Luckily, he is alone, no roommate to try to be civil to under the worst circumstances. But just as bad, the spare bed seems to be the surplus storage for every frightening device the hospital has to offer. Shiny silver traction devices, spare trapezes, and what looks like miles of tubing litter the bed with the pink blanket next to him. I walked in on my own two feet and they even scare me.

A man brings my father dinner of roast chicken, salad with a vinegar dressing, and pudding for dessert. He has two miniature cups of apple juice and he works to pull back the foil lids and pour them into his cup. As he opens them, the vacuum seal breaks and they each make a little whoosh as they are freed. The man who brought my father’s dinner is also the man who has been helping him walk that day. His name is Lucky - I take it as a good sign.

I sat with my father for a few hours that night. He was still spaced out on morphine and the yellow-colored drip that ran into his arm relieved me, even though it took my father away for a while it would eventually bring him back. I sat in a huge wood framed chair with tough pink cushions and looked out on the parking lot. I could feel the clear cold winter night even in the hot, almost tropical feel of the hospital. It reminded me of the line of a song, “the smell of hospitals in winter...” which made even more sense to me now. Hospitals do smell different in winter, they are hotter, their smell of healing permeates everything, the sense of isolation even more pronounced. While the whole world is bundled to the hilt this population exists in short sleeve shirts light cotton pants and tennis shoes. Words have a stronger weight, too. 

My father was hearing about the traffic on the expressway as if it were the subway system in London. The woman down the hall was detailing her Christmas excursion to her recovering husband as if she were on safari. The women at the nurse’s station were discussing their holiday party in loud voices, only to be silenced by the buzz of a patient. Here is where battles for life and death are fought every day; people sit in these uncomfortable chairs day after day telling their loved ones about the plumber or cable guy to keep them in the loop of their lives. We tell them small details of the outside world to remind them of it, to remind them they are needed.

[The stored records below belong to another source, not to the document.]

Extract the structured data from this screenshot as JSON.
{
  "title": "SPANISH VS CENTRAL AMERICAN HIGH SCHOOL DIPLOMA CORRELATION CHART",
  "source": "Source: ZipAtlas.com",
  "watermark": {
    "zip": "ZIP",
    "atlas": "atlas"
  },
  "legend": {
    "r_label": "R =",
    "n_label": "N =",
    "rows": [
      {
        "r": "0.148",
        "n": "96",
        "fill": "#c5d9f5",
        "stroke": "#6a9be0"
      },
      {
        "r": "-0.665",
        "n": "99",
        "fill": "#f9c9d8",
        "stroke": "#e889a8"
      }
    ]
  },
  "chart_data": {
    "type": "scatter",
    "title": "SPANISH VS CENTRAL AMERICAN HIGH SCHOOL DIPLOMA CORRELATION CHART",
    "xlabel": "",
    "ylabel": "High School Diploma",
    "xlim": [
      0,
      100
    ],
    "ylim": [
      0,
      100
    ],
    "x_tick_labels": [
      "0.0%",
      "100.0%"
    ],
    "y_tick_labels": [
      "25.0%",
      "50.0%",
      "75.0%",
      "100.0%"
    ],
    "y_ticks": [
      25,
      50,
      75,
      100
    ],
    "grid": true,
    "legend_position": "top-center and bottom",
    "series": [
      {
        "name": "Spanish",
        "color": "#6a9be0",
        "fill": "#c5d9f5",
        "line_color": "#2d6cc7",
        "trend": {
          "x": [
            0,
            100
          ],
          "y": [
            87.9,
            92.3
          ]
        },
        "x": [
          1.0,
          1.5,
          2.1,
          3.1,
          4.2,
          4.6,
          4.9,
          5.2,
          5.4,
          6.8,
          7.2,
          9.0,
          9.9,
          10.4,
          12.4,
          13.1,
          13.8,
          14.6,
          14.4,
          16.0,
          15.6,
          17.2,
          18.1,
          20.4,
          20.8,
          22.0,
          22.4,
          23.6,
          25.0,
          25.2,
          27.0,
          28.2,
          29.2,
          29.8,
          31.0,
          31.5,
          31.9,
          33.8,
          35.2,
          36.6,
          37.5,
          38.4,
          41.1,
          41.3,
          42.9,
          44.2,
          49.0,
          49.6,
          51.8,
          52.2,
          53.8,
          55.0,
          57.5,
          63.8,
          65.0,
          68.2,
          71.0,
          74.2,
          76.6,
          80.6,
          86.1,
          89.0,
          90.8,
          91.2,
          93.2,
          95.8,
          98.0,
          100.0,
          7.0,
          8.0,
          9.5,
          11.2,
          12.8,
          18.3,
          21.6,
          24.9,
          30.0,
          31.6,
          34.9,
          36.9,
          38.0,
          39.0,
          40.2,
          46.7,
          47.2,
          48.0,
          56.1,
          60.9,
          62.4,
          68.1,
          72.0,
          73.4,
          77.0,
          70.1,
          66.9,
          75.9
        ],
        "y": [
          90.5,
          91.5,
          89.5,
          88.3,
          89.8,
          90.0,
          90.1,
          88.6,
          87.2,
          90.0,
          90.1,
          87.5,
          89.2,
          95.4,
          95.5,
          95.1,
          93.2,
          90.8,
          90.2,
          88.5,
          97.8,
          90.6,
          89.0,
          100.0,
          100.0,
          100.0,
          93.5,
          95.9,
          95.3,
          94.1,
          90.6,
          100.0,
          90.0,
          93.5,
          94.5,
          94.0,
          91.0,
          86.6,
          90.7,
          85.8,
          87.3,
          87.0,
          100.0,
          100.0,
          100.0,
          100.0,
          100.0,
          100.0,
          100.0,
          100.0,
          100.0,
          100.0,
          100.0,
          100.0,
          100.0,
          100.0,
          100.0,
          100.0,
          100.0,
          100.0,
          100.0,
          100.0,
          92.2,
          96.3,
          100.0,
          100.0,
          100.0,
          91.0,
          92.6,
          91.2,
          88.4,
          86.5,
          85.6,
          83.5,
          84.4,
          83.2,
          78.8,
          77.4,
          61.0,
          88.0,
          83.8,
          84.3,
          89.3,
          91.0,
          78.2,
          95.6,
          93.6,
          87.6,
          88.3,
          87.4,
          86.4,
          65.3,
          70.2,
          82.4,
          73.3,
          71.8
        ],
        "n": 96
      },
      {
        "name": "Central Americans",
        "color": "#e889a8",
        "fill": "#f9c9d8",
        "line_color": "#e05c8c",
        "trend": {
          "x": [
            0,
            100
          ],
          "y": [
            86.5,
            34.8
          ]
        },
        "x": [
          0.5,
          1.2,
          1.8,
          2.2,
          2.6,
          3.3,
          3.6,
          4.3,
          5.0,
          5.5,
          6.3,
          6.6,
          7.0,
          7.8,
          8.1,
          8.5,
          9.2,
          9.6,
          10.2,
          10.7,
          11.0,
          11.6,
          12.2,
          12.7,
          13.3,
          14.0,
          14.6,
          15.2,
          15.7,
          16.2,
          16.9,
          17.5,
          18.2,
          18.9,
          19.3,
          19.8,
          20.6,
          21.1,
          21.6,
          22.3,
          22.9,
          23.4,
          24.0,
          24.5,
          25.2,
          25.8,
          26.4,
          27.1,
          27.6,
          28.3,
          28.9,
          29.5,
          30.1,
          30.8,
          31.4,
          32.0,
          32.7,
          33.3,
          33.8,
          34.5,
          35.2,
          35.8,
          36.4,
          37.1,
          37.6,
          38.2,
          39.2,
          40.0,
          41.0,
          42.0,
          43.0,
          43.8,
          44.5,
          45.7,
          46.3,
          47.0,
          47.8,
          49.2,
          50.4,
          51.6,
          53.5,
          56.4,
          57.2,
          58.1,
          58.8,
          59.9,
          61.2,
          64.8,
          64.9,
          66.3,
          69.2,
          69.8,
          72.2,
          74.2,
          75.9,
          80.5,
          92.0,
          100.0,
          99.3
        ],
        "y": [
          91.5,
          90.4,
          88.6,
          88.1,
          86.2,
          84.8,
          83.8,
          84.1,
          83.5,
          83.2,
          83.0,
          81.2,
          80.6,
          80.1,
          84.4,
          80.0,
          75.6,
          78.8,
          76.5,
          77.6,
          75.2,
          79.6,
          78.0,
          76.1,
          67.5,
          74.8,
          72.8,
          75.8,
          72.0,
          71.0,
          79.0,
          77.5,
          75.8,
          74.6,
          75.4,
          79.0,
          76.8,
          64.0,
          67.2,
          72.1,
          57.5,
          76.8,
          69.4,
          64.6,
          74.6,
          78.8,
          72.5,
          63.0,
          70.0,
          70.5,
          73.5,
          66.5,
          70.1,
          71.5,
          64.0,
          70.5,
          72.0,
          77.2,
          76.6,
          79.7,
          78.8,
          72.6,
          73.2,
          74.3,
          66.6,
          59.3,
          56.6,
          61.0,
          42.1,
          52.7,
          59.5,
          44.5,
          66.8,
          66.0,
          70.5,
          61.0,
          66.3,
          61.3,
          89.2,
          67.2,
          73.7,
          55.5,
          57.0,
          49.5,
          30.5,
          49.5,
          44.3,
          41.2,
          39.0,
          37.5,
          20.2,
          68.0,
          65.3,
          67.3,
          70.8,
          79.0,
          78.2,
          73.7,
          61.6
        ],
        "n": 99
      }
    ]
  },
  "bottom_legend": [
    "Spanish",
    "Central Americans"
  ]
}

As my father drifted in and out of a sleep while watching Channel 11, I told him about the insignificant details of my day – where I parked in the lot, how my tires were doing, how long it took me to get there. I left it to his team of nurses to ask questions of pain and recovery.

After his dishes were cleared away he rested and began to fall into a deep sleep. “I’m going to go now, dad,” I said in a hushed tone. “I love you,” I told him.

“I love you, too,” he said in a hushed voice, but I still heard his strength and love. I knew that he would come back.